Zeros and Ones
Distopías cotidianas Por Christian Franco
Ethan Hawke con perilla y coleta. Se dirige directamente al espectador. Habla de Abel Ferrara, de la emoción de poder trabajar con él tras ver el alcance de sus colaboraciones con Willem Defoe. Habla de Zeros and Ones, de su entusiasmo tras leer el guion, de la oportunidad que suponía para él interpretar a dos hermanos, un soldado y un revolucionario, y de un rodaje ejecutado en pleno confinamiento. Parece una promo sin más, aunque extrañamente incrustada en medio de los créditos iniciales. En realidad, es el prólogo de un juego que ya ha comenzado.

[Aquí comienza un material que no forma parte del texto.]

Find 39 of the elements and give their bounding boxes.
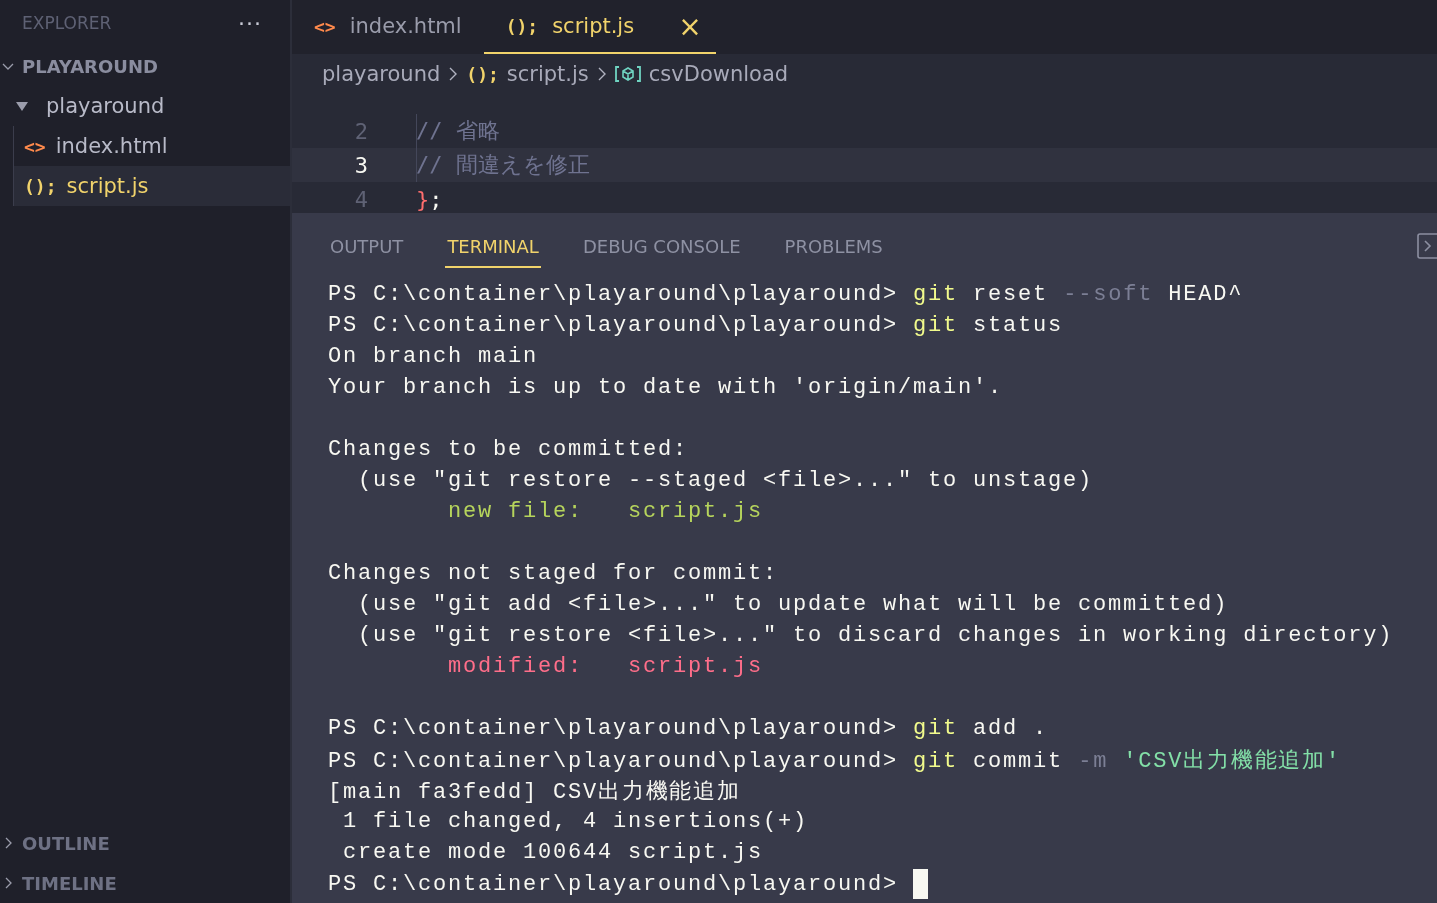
terminal-line: new file: script.js <box>447 499 764 524</box>
editor-tab[interactable]: <> index.html <box>292 0 484 54</box>
terminal-line: (use "git restore --staged <file>..." to unstage) <box>357 468 1094 493</box>
terminal-line: create mode 100644 script.js <box>342 840 764 865</box>
terminal-line: On branch main <box>328 344 539 369</box>
chevron-icon <box>596 66 607 82</box>
panel-tab[interactable]: OUTPUT <box>328 224 406 268</box>
panel-tab[interactable]: PROBLEMS <box>782 224 885 268</box>
terminal-line: Changes to be committed: <box>328 437 689 462</box>
cube-icon <box>614 65 641 83</box>
breadcrumb[interactable]: (); script.js <box>466 62 589 86</box>
terminal-line: (use "git add <file>..." to update what will be committed) <box>357 592 1229 617</box>
terminal-line: Changes not staged for commit: <box>328 561 779 586</box>
cursor <box>913 868 929 899</box>
explorer-title: EXPLORER <box>22 13 112 33</box>
section-header[interactable]: PLAYAROUND <box>0 46 290 86</box>
terminal-line: PS C:\container\playaround\playaround> git add . <box>328 716 1049 741</box>
terminal-line: Your branch is up to date with 'origin/main'. <box>328 375 1004 400</box>
breadcrumb[interactable]: csvDownload <box>614 62 789 86</box>
file-item[interactable]: (); script.js <box>14 166 290 206</box>
terminal-line: PS C:\container\playaround\playaround> git commit -m 'CSV出力機能追加' <box>328 747 1341 775</box>
file-item[interactable]: <> index.html <box>14 126 290 166</box>
folder-item[interactable]: playaround <box>0 86 290 126</box>
code-line: 2 // 省略 <box>292 114 1437 148</box>
terminal-line: [main fa3fedd] CSV出力機能追加 <box>328 778 741 806</box>
chevron-icon <box>448 66 459 82</box>
terminal-line: modified: script.js <box>447 654 764 679</box>
close-button[interactable]: × <box>678 9 702 43</box>
terminal-line: PS C:\container\playaround\playaround> git reset --soft HEAD^ <box>328 282 1244 307</box>
panel-tab[interactable]: TERMINAL <box>445 224 541 268</box>
terminal-line: PS C:\container\playaround\playaround> git status <box>328 313 1064 338</box>
more-actions-button[interactable]: ··· <box>238 10 262 36</box>
panel-tab[interactable]: DEBUG CONSOLE <box>580 224 743 268</box>
panel-toggle-icon[interactable] <box>1417 233 1437 259</box>
code-line: 4 }; <box>353 185 444 213</box>
terminal-line: 1 file changed, 4 insertions(+) <box>342 809 809 834</box>
terminal-line: (use "git restore <file>..." to discard changes in working directory) <box>357 623 1394 648</box>
terminal-line: PS C:\container\playaround\playaround> <box>328 868 929 899</box>
breadcrumb[interactable]: playaround <box>322 62 441 86</box>
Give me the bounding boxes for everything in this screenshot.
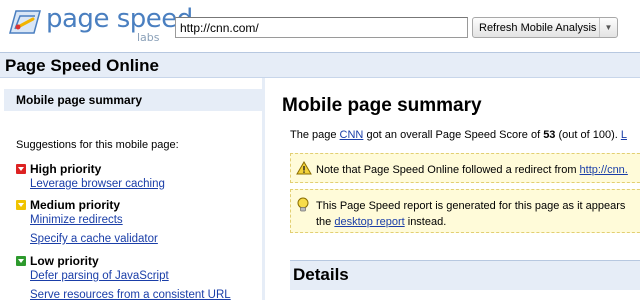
priority-flag-icon [16,164,26,174]
header: page speed labs Refresh Mobile Analysis … [0,0,640,48]
desktop-report-link[interactable]: desktop report [334,216,404,228]
dropdown-arrow-icon[interactable]: ▼ [599,18,617,37]
rule-link-serve-consistent-url[interactable]: Serve resources from a consistent URL [30,289,231,300]
redirect-notice-text: Note that Page Speed Online followed a r… [316,162,628,178]
redirect-text: Note that Page Speed Online followed a r… [316,164,580,176]
trailing-link[interactable]: L [621,129,627,141]
priority-flag-icon [16,256,26,266]
warning-icon [296,161,312,178]
score-text-prefix: The page [290,129,340,141]
score-text-middle: got an overall Page Speed Score of [363,129,544,141]
details-title: Details [293,265,349,284]
url-input[interactable] [175,17,468,38]
high-priority-heading: High priority [16,162,101,176]
priority-label: Low priority [30,254,99,268]
medium-priority-heading: Medium priority [16,198,120,212]
app-title: Page Speed Online [5,56,159,75]
sidebar-item-mobile-summary[interactable]: Mobile page summary [4,89,262,111]
logo-subtitle: labs [137,31,160,44]
redirect-link[interactable]: http://cnn. [580,164,628,176]
score-summary: The page CNN got an overall Page Speed S… [290,129,627,141]
rule-link-specify-cache-validator[interactable]: Specify a cache validator [30,233,158,245]
lightbulb-icon [296,197,310,216]
desktop-report-notice: This Page Speed report is generated for … [290,189,640,233]
priority-label: High priority [30,162,102,176]
suggestions-heading: Suggestions for this mobile page: [16,139,179,151]
rule-link-defer-parsing-javascript[interactable]: Defer parsing of JavaScript [30,270,169,282]
desktop-notice-text: This Page Speed report is generated for … [316,198,625,230]
low-priority-heading: Low priority [16,254,99,268]
sidebar: Mobile page summary Suggestions for this… [0,78,265,300]
priority-flag-icon [16,200,26,210]
score-text-suffix: (out of 100). [555,129,621,141]
site-link[interactable]: CNN [340,129,364,141]
details-section-header: Details [290,260,640,290]
desktop-notice-pre: the [316,216,335,228]
main-content: Mobile page summary The page CNN got an … [268,78,640,300]
priority-label: Medium priority [30,198,121,212]
sidebar-item-label: Mobile page summary [16,93,143,107]
page-speed-logo-icon[interactable] [6,7,42,37]
page-title: Mobile page summary [282,95,482,116]
desktop-notice-line1: This Page Speed report is generated for … [316,200,626,212]
refresh-mobile-analysis-button[interactable]: Refresh Mobile Analysis [472,17,618,38]
rule-link-leverage-browser-caching[interactable]: Leverage browser caching [30,178,165,190]
redirect-notice: Note that Page Speed Online followed a r… [290,153,640,183]
desktop-notice-post: instead. [404,216,447,228]
rule-link-minimize-redirects[interactable]: Minimize redirects [30,214,123,226]
logo-text[interactable]: page speed [46,4,193,34]
score-value: 53 [543,129,556,141]
app-title-bar: Page Speed Online [0,52,640,78]
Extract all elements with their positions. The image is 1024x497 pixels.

Proteica y anárquica, Zeros and Ones adopta en sus primeros compases la apariencia de un thriller de espías. En una Roma distópica, con el ejército gobernando las calles en medio de una pandemia, un soldado norteamericano trata de impedir un atentado mientras rastrea el paradero de su hermano, un revolucionario que aparentemente está involucrado. Pero esa ilusoria simplicidad, esa estructura ordenada y canónica propia del cine mainstream, va a saltar por los aires bien pronto. Ferrara va a reventar, de manera sistemática y casi obsesiva, tanto las expectativas del espectador como cualquier cliché del género. Para cuando la película ha alcanzado un tercio del metraje, de su premisa inicial queda apenas nada: lo que emerge de la pantalla es una pesadilla confusa y angustiosa, pero también fascinante.
Orillada la narrativa, Ferrara construye desde la forma. El grano y el ruido inundan los fotogramas, los movimientos de cámara resultan bruscos, con barridos frecuentes, la iluminación escuece, la música es machacona, las explosiones se emulan con zafios encadenados… todo está pensado para incomodar, buscando por momentos provocar al espectador con algunos recursos trash (las citadas explosiones) o improbables giros de una trama en fuga (el rapto del soldado, con la extraña petición para su liberación, después usada para minar la confianza de sus superiores).
Pero Ferrara juega con ventaja. Con su currículo, se pueden hacer concesiones. El espectador, también el analista, se saca el billete y espera a que llegue el autobús. La típica postura del tipo que viaja a Ámsterdam y se emperra en probar el peyote. Y Zeros and Ones es Ferrara en estado puro, una experiencia de cine extremo que transita de lo metafórico a lo abstracto mientras recorre la fina frontera entre la genialidad y la fumada.
Y poco a poco, o quizás de golpe, pero en todo caso con la rotunda convicción de una certeza, empiezas a ver la película. El soldado entra en casa, echa su ropa a lavar y se restriega las manos con jabón. Habla por videoconferencia y contempla unas imágenes pixeladas, acaso de dron. Cuando sale se enfunda la mascarilla, y lleva hidrogel, que nunca olvida aplicarse al entrar en cualquier sitio, una y otra vez, con mecánica obsesión. Acude a lo que parece ser un lupanar asiático y mira a dos fulanas. “Son negativo”, le dice la dueña, mientras limpia con alcohol los billetes. Va a ver a una mujer, que le obliga a esperar en la puerta mientras se cambia la mascarilla por una desechable: solo así se dejará besar, tapabocas contra tapabocas.
Todo es tan cercano, tan terroríficamente cotidiano. El miedo, la paranoia conspiranoica, el establecimiento de un estado policial en aras de la seguridad, el triunfo de las pantallas, la supresión del contacto humano, las calles amenazadoramente vacías… Ferrara ha cogido todos los elementos definitorios de la pandemia, toda su iconografía, para mezclarlos con sus propias obsesiones (ahí emergen la religión, el mesianismo, la búsqueda de una improbable redención, la violencia) en una obra que abre un tajo en el abdomen del presente y empieza a hurgar en sus entrañas buscando atrapar, si no el alma de la época, al menos sus consecuencias, sus heces.
En un último requiebro, el cineasta revienta de nuevo las expectativas del espectador con un final naturalista, casi se diría que optimista. Ethan Hawke, no el soldado ni el revolucionario, vuelve a conectarse, ahora sin perilla. Dice que todo ha sido un juego, o no, y que está tan desconcertado como todos los demás, que básicamente le llegó un guion incomprensible y se dejó llevar. Otro que fue a Ámsterdam y quiso probar el peyote. Y en la butaca, no puedes más que esbozar media sonrisa mientras piensas: “Puto Ferrara, ¡qué jodidamente bueno es!”.